Overcoming challenges to protect children against measles and rubella.
Measles-rubella catch-up campaign succeeds in overcoming logistical and religious barriers.
CHIMANIMANI, Zimbabwe – As Tapiwa Madanhi waited with other young mothers at Mutambara Hospital for her daughter,4, to be vaccinated against measles and rubella, she reflected on the anguish and anxiety she experienced in the aftermath of Cyclone Idai.
“It was distressing to look at,” she said between heavy sighs of exasperation. “My family was vulnerable. We were left with nothing after the cyclone. We were stranded and did not know what to do. I needed to take my daughter for that critical immunisation (against measles) and the vitamin A supplementation that our village health worker said was important.”
“My family was vulnerable. We were left with nothing after the cyclone."
The bridge that connects Mutambara hospital to the rest of the district, stands like a crashed colossus. In March, the powerful Cyclone dumped vast amounts of rainwater that washed away everything in its path and destroyed this essential transport link. Government has since established makeshift bridges made of wooden planks while work takes place to restore the destroyed infrastructure. Where possible side roads have been created to allow vehicles to pass through.
“It took some time for the water to subside for residents and helpers from various organisations to come up with makeshift bridges along main roads. The biggest challenge for some were rivers that had become too full to even allow us to use timber as bridge infrastructure. We have since managed and this is why I am here,” Tapiwa said.
Following the cyclone, the Ministry of Health and Child Care (MoHCC) with support from UNICEF and WHO, ran a vaccination catch-up campaign from 12 - 23 May in Chipinge and Chimanimani districts to reach children who were unable to access health facilities and missed their routine immunisation.

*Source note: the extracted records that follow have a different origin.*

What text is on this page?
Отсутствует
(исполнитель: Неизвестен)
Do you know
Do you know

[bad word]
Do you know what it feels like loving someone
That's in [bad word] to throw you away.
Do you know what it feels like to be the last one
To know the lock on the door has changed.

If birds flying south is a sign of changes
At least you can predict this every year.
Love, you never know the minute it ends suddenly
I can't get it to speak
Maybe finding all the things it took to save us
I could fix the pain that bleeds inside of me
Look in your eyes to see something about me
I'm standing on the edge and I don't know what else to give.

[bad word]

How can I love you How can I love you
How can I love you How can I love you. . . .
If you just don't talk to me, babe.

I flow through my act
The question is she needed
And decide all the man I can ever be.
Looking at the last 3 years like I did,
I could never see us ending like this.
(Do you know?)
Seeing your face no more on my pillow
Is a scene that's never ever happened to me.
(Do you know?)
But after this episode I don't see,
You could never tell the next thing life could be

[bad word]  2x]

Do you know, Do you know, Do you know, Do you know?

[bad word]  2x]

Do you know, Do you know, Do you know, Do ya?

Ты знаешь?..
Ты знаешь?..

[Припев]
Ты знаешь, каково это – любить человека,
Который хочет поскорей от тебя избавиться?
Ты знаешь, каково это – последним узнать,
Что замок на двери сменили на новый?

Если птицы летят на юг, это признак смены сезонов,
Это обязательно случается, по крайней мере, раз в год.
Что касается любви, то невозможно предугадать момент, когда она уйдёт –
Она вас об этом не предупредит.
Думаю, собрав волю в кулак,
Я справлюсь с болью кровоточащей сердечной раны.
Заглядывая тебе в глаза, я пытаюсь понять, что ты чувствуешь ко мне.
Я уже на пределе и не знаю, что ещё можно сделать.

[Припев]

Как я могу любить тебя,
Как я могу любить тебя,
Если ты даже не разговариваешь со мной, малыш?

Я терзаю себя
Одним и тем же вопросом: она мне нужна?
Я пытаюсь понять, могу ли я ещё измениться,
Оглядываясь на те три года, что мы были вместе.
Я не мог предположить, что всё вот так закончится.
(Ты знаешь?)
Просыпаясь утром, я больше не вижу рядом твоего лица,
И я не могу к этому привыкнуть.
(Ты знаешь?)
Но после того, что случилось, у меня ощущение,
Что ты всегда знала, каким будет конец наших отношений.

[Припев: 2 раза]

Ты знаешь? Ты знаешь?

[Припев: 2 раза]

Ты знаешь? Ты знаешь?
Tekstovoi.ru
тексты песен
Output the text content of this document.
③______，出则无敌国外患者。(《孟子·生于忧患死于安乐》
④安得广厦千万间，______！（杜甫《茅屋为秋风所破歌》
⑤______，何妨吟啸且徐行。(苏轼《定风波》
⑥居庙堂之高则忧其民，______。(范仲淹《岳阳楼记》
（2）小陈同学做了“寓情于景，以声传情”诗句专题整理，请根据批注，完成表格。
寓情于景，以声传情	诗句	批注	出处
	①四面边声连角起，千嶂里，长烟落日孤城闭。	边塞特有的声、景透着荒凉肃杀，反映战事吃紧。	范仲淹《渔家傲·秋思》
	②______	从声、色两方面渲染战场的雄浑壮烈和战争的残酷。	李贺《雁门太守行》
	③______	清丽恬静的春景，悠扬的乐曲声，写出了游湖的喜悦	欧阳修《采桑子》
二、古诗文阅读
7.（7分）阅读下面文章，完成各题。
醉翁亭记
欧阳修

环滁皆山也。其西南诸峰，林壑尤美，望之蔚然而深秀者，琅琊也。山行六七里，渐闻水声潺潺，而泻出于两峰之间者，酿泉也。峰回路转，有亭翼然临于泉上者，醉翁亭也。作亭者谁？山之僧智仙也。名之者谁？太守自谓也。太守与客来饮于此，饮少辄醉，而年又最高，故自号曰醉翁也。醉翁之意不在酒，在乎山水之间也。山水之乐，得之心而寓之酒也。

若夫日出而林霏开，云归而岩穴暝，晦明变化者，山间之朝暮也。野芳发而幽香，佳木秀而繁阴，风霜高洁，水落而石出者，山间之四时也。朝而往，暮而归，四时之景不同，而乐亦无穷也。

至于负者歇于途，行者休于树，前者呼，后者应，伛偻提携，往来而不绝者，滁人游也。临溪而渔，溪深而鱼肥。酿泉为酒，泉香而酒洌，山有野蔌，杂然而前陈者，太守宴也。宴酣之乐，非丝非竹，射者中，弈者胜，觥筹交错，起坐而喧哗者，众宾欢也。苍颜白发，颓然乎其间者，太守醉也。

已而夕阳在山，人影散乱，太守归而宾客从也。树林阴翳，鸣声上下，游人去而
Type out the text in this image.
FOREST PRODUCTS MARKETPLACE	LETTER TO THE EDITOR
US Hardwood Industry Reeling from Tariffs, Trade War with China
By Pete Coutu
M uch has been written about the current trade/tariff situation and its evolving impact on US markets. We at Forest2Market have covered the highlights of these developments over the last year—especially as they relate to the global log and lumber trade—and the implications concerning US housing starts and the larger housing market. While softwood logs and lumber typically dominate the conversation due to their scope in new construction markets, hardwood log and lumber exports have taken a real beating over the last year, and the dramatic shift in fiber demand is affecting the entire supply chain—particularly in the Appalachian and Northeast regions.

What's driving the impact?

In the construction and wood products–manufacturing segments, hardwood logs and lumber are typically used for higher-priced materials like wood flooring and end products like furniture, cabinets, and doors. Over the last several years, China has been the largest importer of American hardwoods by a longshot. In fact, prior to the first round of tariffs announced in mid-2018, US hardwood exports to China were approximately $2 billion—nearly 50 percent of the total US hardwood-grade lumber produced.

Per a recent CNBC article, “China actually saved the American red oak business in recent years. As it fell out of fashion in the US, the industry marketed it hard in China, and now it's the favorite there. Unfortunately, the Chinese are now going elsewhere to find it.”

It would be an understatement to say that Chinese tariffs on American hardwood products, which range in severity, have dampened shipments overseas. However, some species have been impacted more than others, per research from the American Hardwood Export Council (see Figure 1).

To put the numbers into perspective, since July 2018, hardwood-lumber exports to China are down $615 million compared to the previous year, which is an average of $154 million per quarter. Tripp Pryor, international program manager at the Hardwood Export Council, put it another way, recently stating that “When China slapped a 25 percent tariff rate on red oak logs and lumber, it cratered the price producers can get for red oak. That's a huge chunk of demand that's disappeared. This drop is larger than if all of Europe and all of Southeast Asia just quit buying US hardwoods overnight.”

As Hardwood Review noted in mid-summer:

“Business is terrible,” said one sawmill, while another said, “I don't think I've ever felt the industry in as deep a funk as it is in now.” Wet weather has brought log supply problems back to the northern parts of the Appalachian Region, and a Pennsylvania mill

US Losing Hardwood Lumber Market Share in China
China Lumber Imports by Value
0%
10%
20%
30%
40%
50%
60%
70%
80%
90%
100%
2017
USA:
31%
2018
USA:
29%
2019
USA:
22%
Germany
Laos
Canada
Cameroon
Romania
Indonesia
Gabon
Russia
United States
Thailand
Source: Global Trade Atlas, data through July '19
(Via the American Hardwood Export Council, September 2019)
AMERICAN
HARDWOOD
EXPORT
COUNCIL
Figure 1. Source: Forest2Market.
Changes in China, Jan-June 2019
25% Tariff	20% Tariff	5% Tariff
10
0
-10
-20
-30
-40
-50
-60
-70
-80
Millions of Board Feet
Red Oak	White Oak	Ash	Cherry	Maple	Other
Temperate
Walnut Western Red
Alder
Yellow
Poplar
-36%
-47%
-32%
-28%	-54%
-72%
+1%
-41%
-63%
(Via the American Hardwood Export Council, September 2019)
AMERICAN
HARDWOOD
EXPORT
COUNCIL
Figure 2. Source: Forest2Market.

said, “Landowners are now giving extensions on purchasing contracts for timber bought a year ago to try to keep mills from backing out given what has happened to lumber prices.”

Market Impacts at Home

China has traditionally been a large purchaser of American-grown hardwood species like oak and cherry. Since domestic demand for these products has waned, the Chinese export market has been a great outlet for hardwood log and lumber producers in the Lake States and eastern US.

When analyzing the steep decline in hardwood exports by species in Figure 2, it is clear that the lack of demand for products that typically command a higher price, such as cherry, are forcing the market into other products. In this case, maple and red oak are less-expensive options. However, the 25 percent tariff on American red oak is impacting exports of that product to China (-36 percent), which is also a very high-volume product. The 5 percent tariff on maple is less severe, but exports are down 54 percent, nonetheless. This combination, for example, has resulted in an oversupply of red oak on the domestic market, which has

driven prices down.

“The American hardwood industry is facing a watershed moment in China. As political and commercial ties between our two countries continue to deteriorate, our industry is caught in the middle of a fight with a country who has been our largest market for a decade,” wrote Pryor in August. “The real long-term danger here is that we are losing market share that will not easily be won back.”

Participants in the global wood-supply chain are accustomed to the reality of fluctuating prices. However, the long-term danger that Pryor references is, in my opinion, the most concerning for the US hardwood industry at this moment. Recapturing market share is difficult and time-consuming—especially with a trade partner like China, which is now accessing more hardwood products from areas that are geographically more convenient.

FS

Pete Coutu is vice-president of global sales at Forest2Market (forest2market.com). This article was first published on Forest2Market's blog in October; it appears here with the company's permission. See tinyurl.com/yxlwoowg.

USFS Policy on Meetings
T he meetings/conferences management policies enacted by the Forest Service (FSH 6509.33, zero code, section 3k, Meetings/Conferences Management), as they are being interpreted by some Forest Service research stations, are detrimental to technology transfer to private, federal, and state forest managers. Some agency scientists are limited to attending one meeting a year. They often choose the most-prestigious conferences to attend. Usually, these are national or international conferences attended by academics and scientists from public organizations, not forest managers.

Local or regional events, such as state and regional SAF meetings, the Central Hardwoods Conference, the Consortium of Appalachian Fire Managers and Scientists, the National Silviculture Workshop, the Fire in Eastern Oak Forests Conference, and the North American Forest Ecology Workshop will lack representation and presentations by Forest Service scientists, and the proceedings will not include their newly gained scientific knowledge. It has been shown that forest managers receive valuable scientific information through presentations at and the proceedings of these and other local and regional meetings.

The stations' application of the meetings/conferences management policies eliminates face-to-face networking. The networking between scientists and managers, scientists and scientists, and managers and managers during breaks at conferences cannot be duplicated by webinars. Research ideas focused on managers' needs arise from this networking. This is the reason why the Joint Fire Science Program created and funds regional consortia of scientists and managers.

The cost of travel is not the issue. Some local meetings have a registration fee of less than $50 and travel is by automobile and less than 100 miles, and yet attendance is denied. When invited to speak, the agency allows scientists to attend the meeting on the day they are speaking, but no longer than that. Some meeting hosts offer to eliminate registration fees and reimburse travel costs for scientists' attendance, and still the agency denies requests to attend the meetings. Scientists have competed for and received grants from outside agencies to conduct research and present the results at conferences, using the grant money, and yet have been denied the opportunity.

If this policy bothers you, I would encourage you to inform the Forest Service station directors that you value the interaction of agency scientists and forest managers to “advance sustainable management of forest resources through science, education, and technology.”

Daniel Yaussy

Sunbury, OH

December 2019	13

Children aged 6-59 months were vaccinated against measles and rubella. Some 100,500 doses of measles-rubella vaccine plus injection devices and safety boxes were procured by UNICEF with funding from the UN Central Emergency Relief Fund (CERF) and UK aid from the UK government.
The campaign also included screening for nutrition status for children under five and Vitamin A supplementation for children 6-50 months.
Speaking of her daughter’s immunisation, Tapiwa explained that information from village health workers reminded her to visit the hospital as soon she could. “I was due to be here last month, and I could not. I have always adhered to the timetables. I am elated that I managed to have the immunisation done as many others who are my neighbours who were here last week. The village health workers tell us about securing the future of our children and I am happy that I can do that,” she said
Breaking down barriers
While some parents were initially reluctant to immunise their children, claiming that it went against their religious beliefs, at Biriiri Rural Hospital in Chimanimani, 66 kilometres from Mutambara, Anesu*, mother of seven, was nevertheless persuaded to protect her youngest children against the vaccine-preventable diseases.
“The reason I am here is that I learnt from a health worker from our church that this vaccine was important for my two children who are three and four years old."
“The reason I am here is that I learnt from a health worker from our church that this vaccine was important for my two children who are three and four years old. However, it is still hard to do this openly although some of our leaders who attended trainings are softening on their stance,” said Anesu.
Sister-in-charge at Biriiri Hospital, Elizabeth Tinofa, said the government outreach programme supported by UNICEF had helped to educate communities, including religious sects to participate in the campaign.
“We visited them, especially the young generation. We have said to them that we want you to be the village health workers. We told them that while we acknowledged that they use holy water for healing purposes, our message was that they should use the vaccines as well. I have two village workers, one female and another male who are from [that] church and they have helped a lot,” Tinofa said.
Impact of outreach
The catch-up campaign strategy included mobilising religious leaders in Biriiri to encourage caretakers in their communities to take children to vaccination sites. In addition, authorities responsible for 302 schools in Chimanimani and Chipinge were briefed on how to use their schools to engage communities in the campaign.
As a result, over 61,000 children were vaccinated during the campaign. Parents and caregivers also received child health cards to replace those lost in the cyclone.
Provincial Maternal Officer, Admire Maravanyika described the impact of the campaign’s outreach. “Access to cyclone-affected areas was a challenge and…many children who were due for vaccination were not able to do so because of the dire situation. This catch-up campaign therefore has been able to reach out to these communities who were cut off by the flooding. We thank the UN agencies for being helpful with their provision of technical support and all the other support the Ministry of Heath needed.”